La quiche de queso azul es una de esas recetas que siempre apetece: cremosa, sabrosa y muy fácil de preparar. Una opción perfecta tanto para una comida rápida entre semana como para una cena más especial, gracias a ese punto de carácter que aporta el queso azul.
En esta ocasión la preparamos en sartén de acero inoxidable Cristel, ideal para trabajar con precisión y llevar la receta directamente del fuego al horno. Una forma práctica de conseguir una quiche bien hecha, con una base uniforme y un relleno suave y equilibrado.
Una receta clásica de inspiración francesa, sencilla, pero con ese toque elegante que nunca falla.

Ingredientes
- 1 masa brisa
- 200 g de queso azul
- 3 huevos
- 200 ml de nata líquida
- 100 ml de leche
- sal y pimienta
- 2 ramas de tomillo
Preparación
- Precalienta el horno a 180 ºC.
- Empieza deshaciendo el queso azul en un bol con ayuda de un tenedor.
- Añade la leche poco a poco mientras mezclas, hasta que quede bien integrado.

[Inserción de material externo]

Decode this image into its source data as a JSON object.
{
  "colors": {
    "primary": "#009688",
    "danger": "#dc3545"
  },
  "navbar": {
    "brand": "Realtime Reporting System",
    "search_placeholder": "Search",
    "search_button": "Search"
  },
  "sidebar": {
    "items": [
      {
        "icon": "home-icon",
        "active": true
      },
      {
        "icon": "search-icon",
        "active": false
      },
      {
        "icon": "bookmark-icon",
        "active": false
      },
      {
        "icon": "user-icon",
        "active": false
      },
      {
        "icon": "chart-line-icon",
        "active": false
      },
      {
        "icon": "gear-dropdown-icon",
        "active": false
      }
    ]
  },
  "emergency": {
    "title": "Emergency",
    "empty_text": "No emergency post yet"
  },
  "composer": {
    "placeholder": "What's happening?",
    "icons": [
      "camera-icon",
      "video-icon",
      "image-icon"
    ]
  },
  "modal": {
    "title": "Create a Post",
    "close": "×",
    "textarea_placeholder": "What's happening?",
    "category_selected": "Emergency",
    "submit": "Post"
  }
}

- Incorpora los huevos y, después, la nata líquida, y mezcla hasta obtener una crema homogénea.
- Prueba la mezcla y ajusta de sal y pimienta si es necesario.
- Coloca la masa brisa directamente en una sartén de acero inoxidable de 26 cm (nosotros usamos la sartén de acero inoxidable Casteline de Cristel con mango desmontable y apta para el horno), adaptándola bien a la base y a los lados.
- Vierte la mezcla sobre la masa y reparte por encima el tomillo.
- Lleva la sartén al horno (y retira el mango desmontable de la Casteline) y hornea durante unos 30 minutos, hasta que la quiche esté cuajada y ligeramente dorada.
- Sirve al momento caliente o deja que pierda el calor y sírvela fría. ¡Está riquísima de todas formas!